Marek, who’d been sitting in the chair, stood. “He rests.”

There was more whispered conversation, but instead of trying to follow it, Dee tiptoed forward.

Ish lay on his side, his back slightly curled and a blanket pulled up to his waist. His skin was nearly as white as the sheets, as was his long, matted hair.

His eyes were closed, pale lashes over razor-sharp cheekbones, and his mouth hung slightly open, revealing razor-sharp teeth.

One hand was loosely curled near his face, which lent him an air of innocence sharply at odds with his skeletal features.

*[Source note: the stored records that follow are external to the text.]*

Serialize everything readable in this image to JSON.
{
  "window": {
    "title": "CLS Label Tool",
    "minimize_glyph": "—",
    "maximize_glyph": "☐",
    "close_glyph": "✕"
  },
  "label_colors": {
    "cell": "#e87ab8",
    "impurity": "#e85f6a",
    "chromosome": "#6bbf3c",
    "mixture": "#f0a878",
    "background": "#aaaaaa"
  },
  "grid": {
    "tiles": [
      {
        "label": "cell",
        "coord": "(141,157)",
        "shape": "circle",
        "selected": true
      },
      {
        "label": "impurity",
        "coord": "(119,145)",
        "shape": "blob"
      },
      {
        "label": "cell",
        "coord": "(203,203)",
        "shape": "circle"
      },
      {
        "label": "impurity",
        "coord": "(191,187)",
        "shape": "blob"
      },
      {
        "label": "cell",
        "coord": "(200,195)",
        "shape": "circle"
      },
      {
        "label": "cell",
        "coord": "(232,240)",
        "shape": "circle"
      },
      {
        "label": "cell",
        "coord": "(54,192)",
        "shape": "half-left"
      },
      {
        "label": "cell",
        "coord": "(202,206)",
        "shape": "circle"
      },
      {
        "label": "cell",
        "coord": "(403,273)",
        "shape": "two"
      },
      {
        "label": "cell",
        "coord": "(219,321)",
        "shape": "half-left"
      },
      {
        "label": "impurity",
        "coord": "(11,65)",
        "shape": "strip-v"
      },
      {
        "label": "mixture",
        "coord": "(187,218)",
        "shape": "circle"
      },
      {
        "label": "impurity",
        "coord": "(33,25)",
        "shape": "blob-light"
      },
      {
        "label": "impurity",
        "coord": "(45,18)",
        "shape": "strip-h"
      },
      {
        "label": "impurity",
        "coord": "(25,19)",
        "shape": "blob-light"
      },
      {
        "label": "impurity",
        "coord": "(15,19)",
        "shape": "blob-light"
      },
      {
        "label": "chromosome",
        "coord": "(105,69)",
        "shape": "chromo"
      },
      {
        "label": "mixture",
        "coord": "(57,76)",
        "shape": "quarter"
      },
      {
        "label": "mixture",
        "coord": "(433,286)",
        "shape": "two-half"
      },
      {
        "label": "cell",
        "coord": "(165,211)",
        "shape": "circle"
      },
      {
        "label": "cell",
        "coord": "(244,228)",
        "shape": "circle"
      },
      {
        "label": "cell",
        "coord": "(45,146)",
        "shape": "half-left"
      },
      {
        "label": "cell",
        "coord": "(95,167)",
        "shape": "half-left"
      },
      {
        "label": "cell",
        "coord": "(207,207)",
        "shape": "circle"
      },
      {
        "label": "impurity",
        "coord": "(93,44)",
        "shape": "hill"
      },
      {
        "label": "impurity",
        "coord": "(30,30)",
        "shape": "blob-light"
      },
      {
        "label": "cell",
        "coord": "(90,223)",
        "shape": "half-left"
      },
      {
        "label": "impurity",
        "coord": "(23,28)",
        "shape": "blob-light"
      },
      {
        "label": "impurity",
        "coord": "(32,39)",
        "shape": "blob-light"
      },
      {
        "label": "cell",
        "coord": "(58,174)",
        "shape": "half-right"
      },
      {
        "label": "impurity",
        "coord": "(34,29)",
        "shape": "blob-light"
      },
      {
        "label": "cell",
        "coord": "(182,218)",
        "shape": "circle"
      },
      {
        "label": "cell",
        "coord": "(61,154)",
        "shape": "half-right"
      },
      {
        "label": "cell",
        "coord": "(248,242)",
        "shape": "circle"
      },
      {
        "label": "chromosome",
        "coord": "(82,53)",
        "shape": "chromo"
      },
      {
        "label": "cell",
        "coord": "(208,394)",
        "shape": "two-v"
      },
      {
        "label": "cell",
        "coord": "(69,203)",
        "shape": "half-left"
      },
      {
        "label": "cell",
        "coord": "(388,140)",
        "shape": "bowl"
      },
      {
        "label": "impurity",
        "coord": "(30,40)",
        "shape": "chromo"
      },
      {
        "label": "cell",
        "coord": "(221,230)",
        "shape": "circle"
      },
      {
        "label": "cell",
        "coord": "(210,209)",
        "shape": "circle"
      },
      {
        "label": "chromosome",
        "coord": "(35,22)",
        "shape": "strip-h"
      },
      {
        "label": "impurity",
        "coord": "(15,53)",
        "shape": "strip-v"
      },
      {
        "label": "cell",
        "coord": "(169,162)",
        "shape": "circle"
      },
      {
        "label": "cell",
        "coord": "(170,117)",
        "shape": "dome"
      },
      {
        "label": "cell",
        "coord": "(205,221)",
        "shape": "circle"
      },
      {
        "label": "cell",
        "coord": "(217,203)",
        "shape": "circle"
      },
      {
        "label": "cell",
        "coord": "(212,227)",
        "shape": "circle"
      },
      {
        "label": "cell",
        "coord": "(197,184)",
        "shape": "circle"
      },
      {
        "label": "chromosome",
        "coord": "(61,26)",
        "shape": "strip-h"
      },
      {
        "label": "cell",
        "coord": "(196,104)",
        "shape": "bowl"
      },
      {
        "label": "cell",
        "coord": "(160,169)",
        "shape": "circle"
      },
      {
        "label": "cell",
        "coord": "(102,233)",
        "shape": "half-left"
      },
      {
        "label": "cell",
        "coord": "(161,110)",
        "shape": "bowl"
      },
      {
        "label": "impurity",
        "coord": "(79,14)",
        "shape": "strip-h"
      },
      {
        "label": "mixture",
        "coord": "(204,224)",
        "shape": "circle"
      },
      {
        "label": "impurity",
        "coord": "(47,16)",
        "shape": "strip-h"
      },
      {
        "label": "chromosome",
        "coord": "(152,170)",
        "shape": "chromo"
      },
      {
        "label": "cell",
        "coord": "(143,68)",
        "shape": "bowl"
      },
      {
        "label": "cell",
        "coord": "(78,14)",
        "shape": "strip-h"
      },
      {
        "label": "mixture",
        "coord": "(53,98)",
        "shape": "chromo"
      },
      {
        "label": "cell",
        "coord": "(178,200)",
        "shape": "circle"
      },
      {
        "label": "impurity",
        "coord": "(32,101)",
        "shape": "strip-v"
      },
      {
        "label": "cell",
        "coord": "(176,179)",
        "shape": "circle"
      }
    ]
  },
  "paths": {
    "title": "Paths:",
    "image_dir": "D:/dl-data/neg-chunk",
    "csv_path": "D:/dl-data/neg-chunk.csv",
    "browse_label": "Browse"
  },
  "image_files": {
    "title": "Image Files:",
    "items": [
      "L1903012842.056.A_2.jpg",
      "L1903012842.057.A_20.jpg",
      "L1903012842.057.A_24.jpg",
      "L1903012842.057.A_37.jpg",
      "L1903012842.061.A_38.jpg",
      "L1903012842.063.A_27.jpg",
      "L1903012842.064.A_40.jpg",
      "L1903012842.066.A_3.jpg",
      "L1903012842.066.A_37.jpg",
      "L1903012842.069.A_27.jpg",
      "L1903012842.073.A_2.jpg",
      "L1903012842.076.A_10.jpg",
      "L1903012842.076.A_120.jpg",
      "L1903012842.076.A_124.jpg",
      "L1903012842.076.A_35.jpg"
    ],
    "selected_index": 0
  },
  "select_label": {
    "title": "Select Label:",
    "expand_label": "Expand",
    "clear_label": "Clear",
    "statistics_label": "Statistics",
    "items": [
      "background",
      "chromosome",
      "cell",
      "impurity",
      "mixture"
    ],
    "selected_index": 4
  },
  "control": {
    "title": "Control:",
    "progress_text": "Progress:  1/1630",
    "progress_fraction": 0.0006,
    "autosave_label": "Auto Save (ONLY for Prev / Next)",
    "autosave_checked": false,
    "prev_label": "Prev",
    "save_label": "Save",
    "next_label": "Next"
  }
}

And his wings…. They were as enormous as Tenrael’s but with snow-white feathers. They were terribly ragged, however, the flesh torn and swaths of feathers reduced to nothing but naked barbs.

“Hi,” Dee said, because he felt as if he should say something. “It’s Dee. You’re among friends now.”

Maybe he imagined it, but he thought that perhaps Ish’s eyelids fluttered a little.

Then his own exhaustion hit him like a wave, and he came damned close to swooning like a Victorian maiden. Fortunately, Achilles noticed and acted fast, catching him before he fell and then half carrying him down the stairs. Dee made it to the couch and was asleep before his head hit the cushion.